Very clearly, language could cause isolation on this global playground. Which isolation is as painful as others on the playground being prevented from knowing what that other fellow is saying? Very painful. Are we sure that there is no conspiracy going on? I know that the common response is: if you can't understand that other language, learn it. So, temporarily interaction ceases and Babel takes over. To your huts, oh people of the world. No more global exchange. No more Facebook playgrounding.

In fact, as I suggested cynically to Yuka, his update on group restoration should only be in Lamnso, not English. It is easier to use Lamnso only on Facebook, whether in a group or general platform than  to vote out an African president who has been there for a very long time and probably wants to die as president! Lamnso should unseat English and try to recolonize the world! That life president or life language should be Lamnsophone. 
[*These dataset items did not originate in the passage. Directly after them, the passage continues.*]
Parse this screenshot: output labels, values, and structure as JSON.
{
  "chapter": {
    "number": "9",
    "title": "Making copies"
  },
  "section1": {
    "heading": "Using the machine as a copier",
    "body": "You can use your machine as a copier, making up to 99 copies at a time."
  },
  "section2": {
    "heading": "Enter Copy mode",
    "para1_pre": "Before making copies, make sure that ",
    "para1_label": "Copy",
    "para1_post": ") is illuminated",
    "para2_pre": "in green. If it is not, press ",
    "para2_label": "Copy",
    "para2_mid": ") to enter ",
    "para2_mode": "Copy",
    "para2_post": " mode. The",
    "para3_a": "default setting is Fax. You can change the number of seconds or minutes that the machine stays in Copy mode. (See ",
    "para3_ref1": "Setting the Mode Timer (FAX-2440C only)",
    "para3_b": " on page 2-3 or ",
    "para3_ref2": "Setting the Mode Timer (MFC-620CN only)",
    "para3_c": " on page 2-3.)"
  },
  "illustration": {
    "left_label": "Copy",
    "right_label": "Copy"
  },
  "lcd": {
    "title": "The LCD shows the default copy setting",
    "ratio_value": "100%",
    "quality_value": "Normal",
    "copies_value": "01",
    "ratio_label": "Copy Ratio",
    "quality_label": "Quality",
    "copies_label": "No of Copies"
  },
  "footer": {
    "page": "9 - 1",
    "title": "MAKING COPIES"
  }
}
Yuka is against linguistic imperialism, just like many Afrocentric scholars. His argument is understandable and popular. There is the local battling with the global, not cooperating and fusing to become glocalization. The local needs to replace the global, even when located right in the  global arena.
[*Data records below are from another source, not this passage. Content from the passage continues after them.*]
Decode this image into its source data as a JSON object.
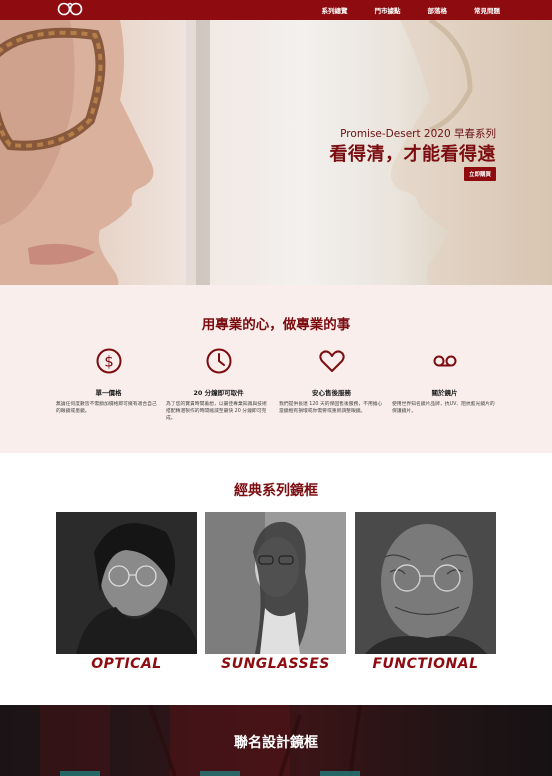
{
  "nav": {
    "links": [
      "系列總覽",
      "門市據點",
      "部落格",
      "常見問題"
    ],
    "logo_icon": "glasses-logo-icon",
    "bg_color": "#8e0c10"
  },
  "hero": {
    "subtitle": "Promise-Desert 2020 早春系列",
    "title": "看得清，才能看得遠",
    "cta": "立即購買"
  },
  "features": {
    "title": "用專業的心，做專業的事",
    "items": [
      {
        "icon": "dollar-icon",
        "title": "單一價格",
        "desc": "無論任何度數皆不需額加價格即可擁有適合自己的眼鏡或墨鏡。"
      },
      {
        "icon": "clock-icon",
        "title": "20 分鐘即可取件",
        "desc": "為了您的寶貴時間着想，以最佳專業知識與技術搭配精湛製作的時間縮減至最快 20 分鐘即可完成。"
      },
      {
        "icon": "heart-icon",
        "title": "安心售後服務",
        "desc": "我們提供長達 120 天的保固售後服務，不用擔心當鏡框有損壞或你需要或重新調整眼鏡。"
      },
      {
        "icon": "cassette-icon",
        "title": "關於鏡片",
        "desc": "使用世界知名鏡片品牌，抗UV、阻抗藍光鏡片的保護鏡片。"
      }
    ]
  },
  "collection": {
    "title": "經典系列鏡框",
    "cards": [
      "OPTICAL",
      "SUNGLASSES",
      "FUNCTIONAL"
    ]
  },
  "band": {
    "title": "聯名設計鏡框"
  }
}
The replacement of the global by the local is not itself a form of imperialism. It is just a reaction  protest on the playground that belongs to someone somewhere. You don't need to produce an engine before you can build a car or have a presence at the International Space Station before starting a space shuttle. Imperialism is only not daring to dare or having the heart to borrow trillions and still learn from Oliver Twist to want some more. 

Lamnso is not in any way less than any European language and can be used as a group language in a social media and interaction. 
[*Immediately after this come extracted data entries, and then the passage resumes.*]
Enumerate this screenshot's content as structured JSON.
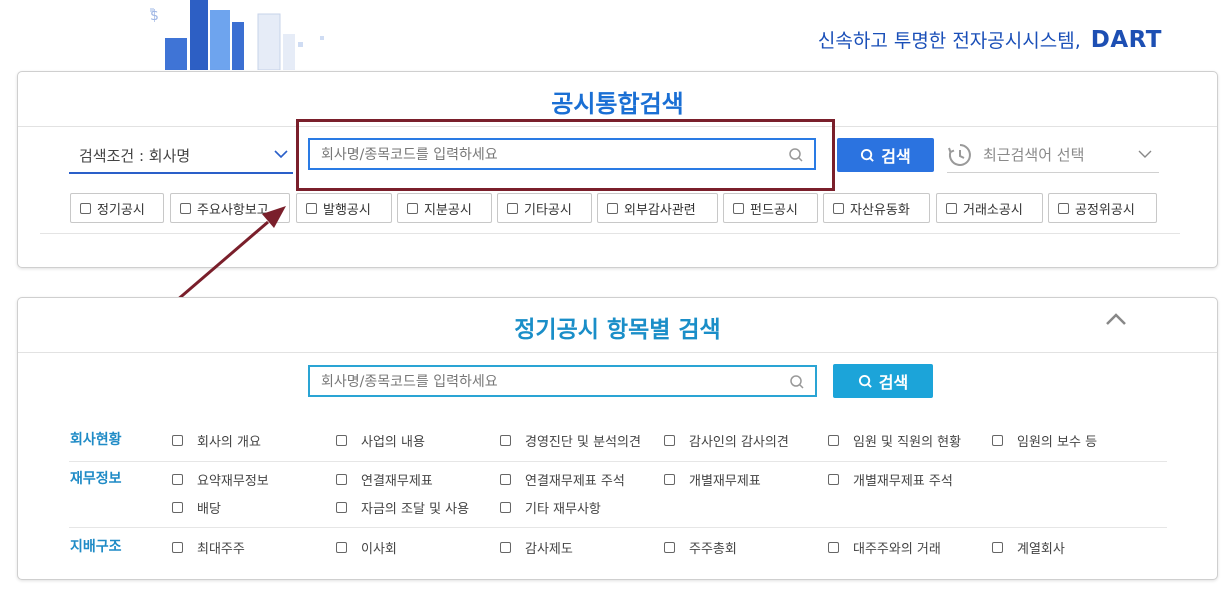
{
  "header": {
    "slogan": "신속하고 투명한 전자공시시스템,",
    "logo": "DART"
  },
  "integrated_search": {
    "title": "공시통합검색",
    "condition_label": "검색조건 : 회사명",
    "search_placeholder": "회사명/종목코드를 입력하세요",
    "search_button": "검색",
    "recent_label": "최근검색어 선택",
    "filters": [
      "정기공시",
      "주요사항보고",
      "발행공시",
      "지분공시",
      "기타공시",
      "외부감사관련",
      "펀드공시",
      "자산유동화",
      "거래소공시",
      "공정위공시"
    ]
  },
  "itemized_search": {
    "title": "정기공시 항목별 검색",
    "search_placeholder": "회사명/종목코드를 입력하세요",
    "search_button": "검색",
    "categories": [
      {
        "label": "회사현황",
        "items": [
          "회사의 개요",
          "사업의 내용",
          "경영진단 및 분석의견",
          "감사인의 감사의견",
          "임원 및 직원의 현황",
          "임원의 보수 등"
        ]
      },
      {
        "label": "재무정보",
        "items": [
          "요약재무정보",
          "연결재무제표",
          "연결재무제표 주석",
          "개별재무제표",
          "개별재무제표 주석",
          "배당",
          "자금의 조달 및 사용",
          "기타 재무사항"
        ]
      },
      {
        "label": "지배구조",
        "items": [
          "최대주주",
          "이사회",
          "감사제도",
          "주주총회",
          "대주주와의 거래",
          "계열회사"
        ]
      }
    ]
  },
  "colors": {
    "highlight_box": "#7a1f2b",
    "primary_blue": "#2b73e0",
    "teal_blue": "#1ca4d9"
  }
}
At least, some people that view it as a backyard language can start learning it to know when shady things are said about them. Social media language doesn't have to be open. Some things can be poetic and hidden. Why should social media even force us to be open? Why should things that are supposed to be difficult simple, or hidden exposed? Let us utter the unacceptable on this playground in this compound! 

Yuka could be right. If we can have anglophone, francophone, staying on for life, why not lamnsophone? As stated, the life president is ideally lamnsophone . His life is lamnsophone. His rulership style is lamnsophone. His dying is even lamnsophone. 

In fact, in one country in the nearest galaxy, the  lingua franca is Lamnso! 

Yuka linguistics should not have politics attached to it. Lamnsophone linguistics is apolitical. That monkey hand in the soup should not  be regarded as a human hand.